Smart businesses understand the concept of positive captivity and so they ensure that they provide customers with the kind of experiences that customers will not receive anywhere else. These businesses know that great service can be so addictive that when customers get hooked on them, it will take some work to get them off it. These are the organisations that ensure that the whole organisation acts as a customer service department, with every individual primed to do his or her best to always give customers exceptionally excellent service. These organisations also know that they cannot afford to be complacent, so they ensure that every single day, they are putting in place measures to up their game.

Positive captivity can be so successful that it is important to drop a word of caution at this juncture. For organisations whose service quality is such that it positively “captures” customers, it is important that these organisations do not take advantage of these customers. Businesses must know that in a service captive situation, customers are actually in a very vulnerable state. Customers in a state of positive captivity will do anything to keep the relationship with the brand or organisation going. That will be a pretty good time for the organisation to try to take advantage of the customer. But that should not be the case. Integrity should always be a watchword when dealing with customers.

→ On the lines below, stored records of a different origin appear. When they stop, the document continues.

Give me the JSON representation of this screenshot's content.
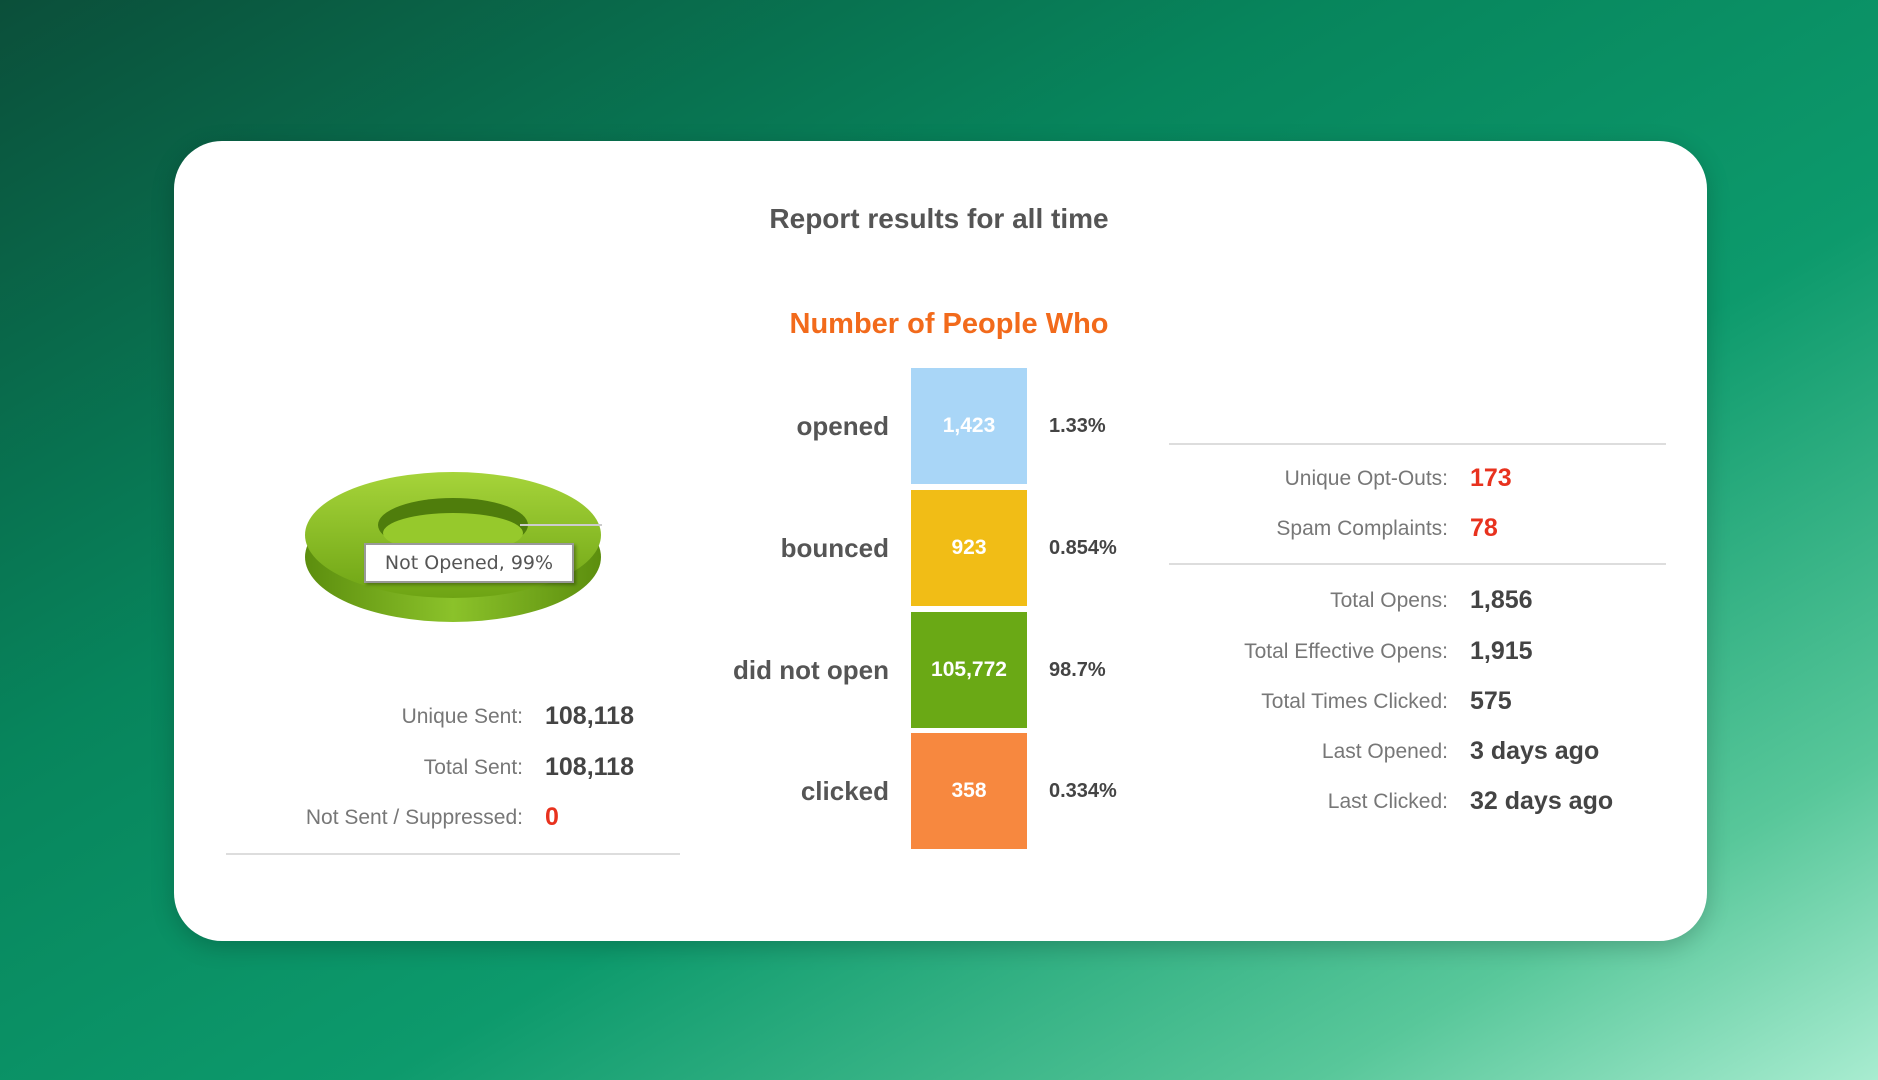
{
  "title": "Report results for all time",
  "donut": {
    "label": "Not Opened, 99%"
  },
  "funnel": {
    "title": "Number of People Who",
    "rows": [
      {
        "label": "opened",
        "value": "1,423",
        "percent": "1.33%",
        "color": "#a9d6f7"
      },
      {
        "label": "bounced",
        "value": "923",
        "percent": "0.854%",
        "color": "#f1bd16"
      },
      {
        "label": "did not open",
        "value": "105,772",
        "percent": "98.7%",
        "color": "#6aa915"
      },
      {
        "label": "clicked",
        "value": "358",
        "percent": "0.334%",
        "color": "#f7883f"
      }
    ]
  },
  "sent_stats": [
    {
      "label": "Unique Sent:",
      "value": "108,118"
    },
    {
      "label": "Total Sent:",
      "value": "108,118"
    },
    {
      "label": "Not Sent / Suppressed:",
      "value": "0",
      "color": "#e8321e"
    }
  ],
  "optout_stats": [
    {
      "label": "Unique Opt-Outs:",
      "value": "173",
      "color": "#e8321e"
    },
    {
      "label": "Spam Complaints:",
      "value": "78",
      "color": "#e8321e"
    }
  ],
  "open_stats": [
    {
      "label": "Total Opens:",
      "value": "1,856"
    },
    {
      "label": "Total Effective Opens:",
      "value": "1,915"
    },
    {
      "label": "Total Times Clicked:",
      "value": "575"
    },
    {
      "label": "Last Opened:",
      "value": "3 days ago"
    },
    {
      "label": "Last Clicked:",
      "value": "32 days ago"
    }
  ]
}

Service Captivity is a topic that might not feature high on the agenda of many organisations, for a number of reasons. The truth is that very few organisations can boast of being truly monopolistic. There is always a hard-charging competitor just around the corner. There is almost always an alternative to whatever offering is out there. Consequently, having captive customers just because that business is the only one in town is only a dream for many businesses.

However, as can be gleaned from the ongoing discussion, customers can become so captivated by the quality of a service that they would go out of their way to become captives to that service. This should be the aim of every single business, regardless of whether it is a monopoly or not. It does not matter how competitive the market is, if your services are superior, you will get captive customers. Customers should be so enamoured with the service they receive and the experience they have, that they should walk to the organisation and hand themselves over. That is what Positive Captivity is all about.